Ник с трудом совладал с приступом ярости.
– Что он сказал?
– Велел убираться из города! Сказал, что если явлюсь в суд, то мне не жить...
– Никаких докторов, – твердо заявила Конни на весь кабинет, полулежа в мягком кожаном кресле. – Сколько раз повторять? Я тебе не фарфоровая статуэтка. Кости целы. Выживу!
Как всегда, она храбрилась. Правый висок, – им она ударилась о перила, – болел невыносимо: непременно вскочит шишка. Правое колено ныло. В горле так саднило, словно железные пальцы до сих пор сдавливали шею, не пропуская воздух в легкие. Прекрати! Не задумывайся! – приказала себе девушка. Нельзя поддаваться страху. Падение с лестницы, конечно, событие не из приятных, но ей доводилось переживать и не такое! Бывало куда худее!..
Конни оглянулась на сидящего рядом Ника и решительно подвела итог:
– Я в полном порядке! Не зови эскулапов!
– Ты боишься врачей, – отметил прокурор задумчиво.
– А кто их не боится?! Ты когда-нибудь бывал у такого врача, который не причиняет боли? Выстукивает, выслушивает всякими железными штучками, холодными как лед! Потом ка-ак нажмет на синяк – и еще спрашивает, не больно ли? – Конни передернуло. – Спасибочки, пусть само заживает!
– Я понимаю, откуда этот страх перед докторами.
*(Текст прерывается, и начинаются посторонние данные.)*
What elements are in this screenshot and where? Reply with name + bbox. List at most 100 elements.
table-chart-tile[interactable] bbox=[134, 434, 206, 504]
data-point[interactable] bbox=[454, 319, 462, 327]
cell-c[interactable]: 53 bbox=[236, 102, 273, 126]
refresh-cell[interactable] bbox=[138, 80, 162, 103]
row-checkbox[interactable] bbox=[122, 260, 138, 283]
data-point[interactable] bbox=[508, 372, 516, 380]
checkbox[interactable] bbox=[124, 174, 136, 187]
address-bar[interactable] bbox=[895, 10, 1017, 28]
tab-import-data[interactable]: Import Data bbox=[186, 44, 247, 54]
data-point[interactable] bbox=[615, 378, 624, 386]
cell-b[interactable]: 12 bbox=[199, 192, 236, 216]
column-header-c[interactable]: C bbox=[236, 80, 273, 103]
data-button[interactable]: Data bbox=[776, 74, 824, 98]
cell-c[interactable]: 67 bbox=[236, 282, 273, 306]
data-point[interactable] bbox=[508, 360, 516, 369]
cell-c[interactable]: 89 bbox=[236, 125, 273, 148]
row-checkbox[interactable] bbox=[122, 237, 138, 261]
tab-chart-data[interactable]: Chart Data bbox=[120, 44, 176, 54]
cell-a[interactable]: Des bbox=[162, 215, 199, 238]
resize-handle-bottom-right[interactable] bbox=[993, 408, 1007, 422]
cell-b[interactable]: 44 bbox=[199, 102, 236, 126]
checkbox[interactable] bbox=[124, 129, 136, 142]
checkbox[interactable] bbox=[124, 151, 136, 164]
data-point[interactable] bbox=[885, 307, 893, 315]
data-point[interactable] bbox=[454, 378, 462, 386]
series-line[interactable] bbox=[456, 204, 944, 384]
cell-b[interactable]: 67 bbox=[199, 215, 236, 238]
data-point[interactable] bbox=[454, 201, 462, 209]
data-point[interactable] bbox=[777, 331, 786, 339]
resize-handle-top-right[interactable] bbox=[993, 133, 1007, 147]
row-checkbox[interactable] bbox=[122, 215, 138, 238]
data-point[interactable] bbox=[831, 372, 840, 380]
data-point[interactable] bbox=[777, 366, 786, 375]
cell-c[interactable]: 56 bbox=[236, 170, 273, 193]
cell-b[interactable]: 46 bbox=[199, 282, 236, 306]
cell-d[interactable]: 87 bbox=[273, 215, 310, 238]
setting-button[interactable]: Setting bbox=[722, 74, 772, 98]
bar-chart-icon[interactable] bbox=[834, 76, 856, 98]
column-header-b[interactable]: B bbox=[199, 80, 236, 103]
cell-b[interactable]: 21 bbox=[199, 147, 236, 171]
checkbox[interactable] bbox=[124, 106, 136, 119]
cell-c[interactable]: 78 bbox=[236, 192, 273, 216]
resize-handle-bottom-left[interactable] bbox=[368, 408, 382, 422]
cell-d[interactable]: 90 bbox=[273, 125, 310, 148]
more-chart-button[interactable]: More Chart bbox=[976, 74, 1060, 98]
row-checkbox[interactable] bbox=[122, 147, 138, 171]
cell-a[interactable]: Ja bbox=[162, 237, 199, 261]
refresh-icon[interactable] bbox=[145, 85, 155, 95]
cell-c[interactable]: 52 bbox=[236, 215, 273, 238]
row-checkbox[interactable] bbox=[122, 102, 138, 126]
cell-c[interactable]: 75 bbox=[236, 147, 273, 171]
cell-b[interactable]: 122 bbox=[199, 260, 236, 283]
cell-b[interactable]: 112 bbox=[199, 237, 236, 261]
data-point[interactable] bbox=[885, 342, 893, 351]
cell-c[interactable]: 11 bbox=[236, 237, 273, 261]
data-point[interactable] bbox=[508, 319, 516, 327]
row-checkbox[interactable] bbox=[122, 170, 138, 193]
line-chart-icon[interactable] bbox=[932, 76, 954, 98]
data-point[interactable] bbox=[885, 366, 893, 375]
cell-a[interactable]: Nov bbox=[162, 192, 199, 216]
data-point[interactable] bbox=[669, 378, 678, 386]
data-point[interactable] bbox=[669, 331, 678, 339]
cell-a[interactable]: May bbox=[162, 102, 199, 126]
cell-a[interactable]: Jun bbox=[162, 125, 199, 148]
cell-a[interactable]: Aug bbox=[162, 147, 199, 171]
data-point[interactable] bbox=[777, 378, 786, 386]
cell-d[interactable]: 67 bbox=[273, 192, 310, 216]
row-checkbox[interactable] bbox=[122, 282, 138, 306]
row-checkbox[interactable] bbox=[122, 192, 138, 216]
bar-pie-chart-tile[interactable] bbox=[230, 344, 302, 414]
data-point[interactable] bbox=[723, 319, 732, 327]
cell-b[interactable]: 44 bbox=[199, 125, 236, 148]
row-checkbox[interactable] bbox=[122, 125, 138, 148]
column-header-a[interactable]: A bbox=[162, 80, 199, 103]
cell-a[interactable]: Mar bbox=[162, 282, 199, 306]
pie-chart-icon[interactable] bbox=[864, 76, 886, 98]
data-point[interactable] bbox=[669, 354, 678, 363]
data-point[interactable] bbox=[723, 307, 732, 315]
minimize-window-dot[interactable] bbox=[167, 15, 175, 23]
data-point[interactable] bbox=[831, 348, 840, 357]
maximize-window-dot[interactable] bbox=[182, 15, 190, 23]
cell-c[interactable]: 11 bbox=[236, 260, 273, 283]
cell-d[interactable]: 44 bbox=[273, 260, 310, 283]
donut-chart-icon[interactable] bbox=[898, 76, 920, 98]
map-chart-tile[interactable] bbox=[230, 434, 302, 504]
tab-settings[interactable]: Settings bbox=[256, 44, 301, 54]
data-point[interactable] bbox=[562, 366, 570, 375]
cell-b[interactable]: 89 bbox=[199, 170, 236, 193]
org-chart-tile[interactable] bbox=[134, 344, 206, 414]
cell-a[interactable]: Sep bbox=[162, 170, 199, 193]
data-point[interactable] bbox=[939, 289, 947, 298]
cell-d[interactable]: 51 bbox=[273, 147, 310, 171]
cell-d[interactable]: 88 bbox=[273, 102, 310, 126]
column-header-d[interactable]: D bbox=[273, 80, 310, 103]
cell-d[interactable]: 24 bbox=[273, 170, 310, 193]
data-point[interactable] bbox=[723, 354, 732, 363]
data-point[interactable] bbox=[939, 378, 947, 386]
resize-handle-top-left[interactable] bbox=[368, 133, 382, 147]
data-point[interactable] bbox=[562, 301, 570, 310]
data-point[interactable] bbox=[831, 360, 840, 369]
Подобная реакция обычно бывает у людей, в детстве испытавших на себе жестокое обращение.
– Что-о? – Конни никогда не говорила с Ником о своем прошлом, как, впрочем, и ни с кем другим. – Не могу взять в толк – о чем ты?
– Да брось, Конни! Я же читал твое досье. Мы обсудили все детали еще во время первого процесса. Тебя арестовывали за побеги из дома. Тебя перебрасывали из одной приемной семьи в другую. И, сдается мне, дома эти не слишком-то напоминали дворцы добрых фей. Один из твоих приемных отцов был осужден за совращение малолетних и до сих пор отбывает срок.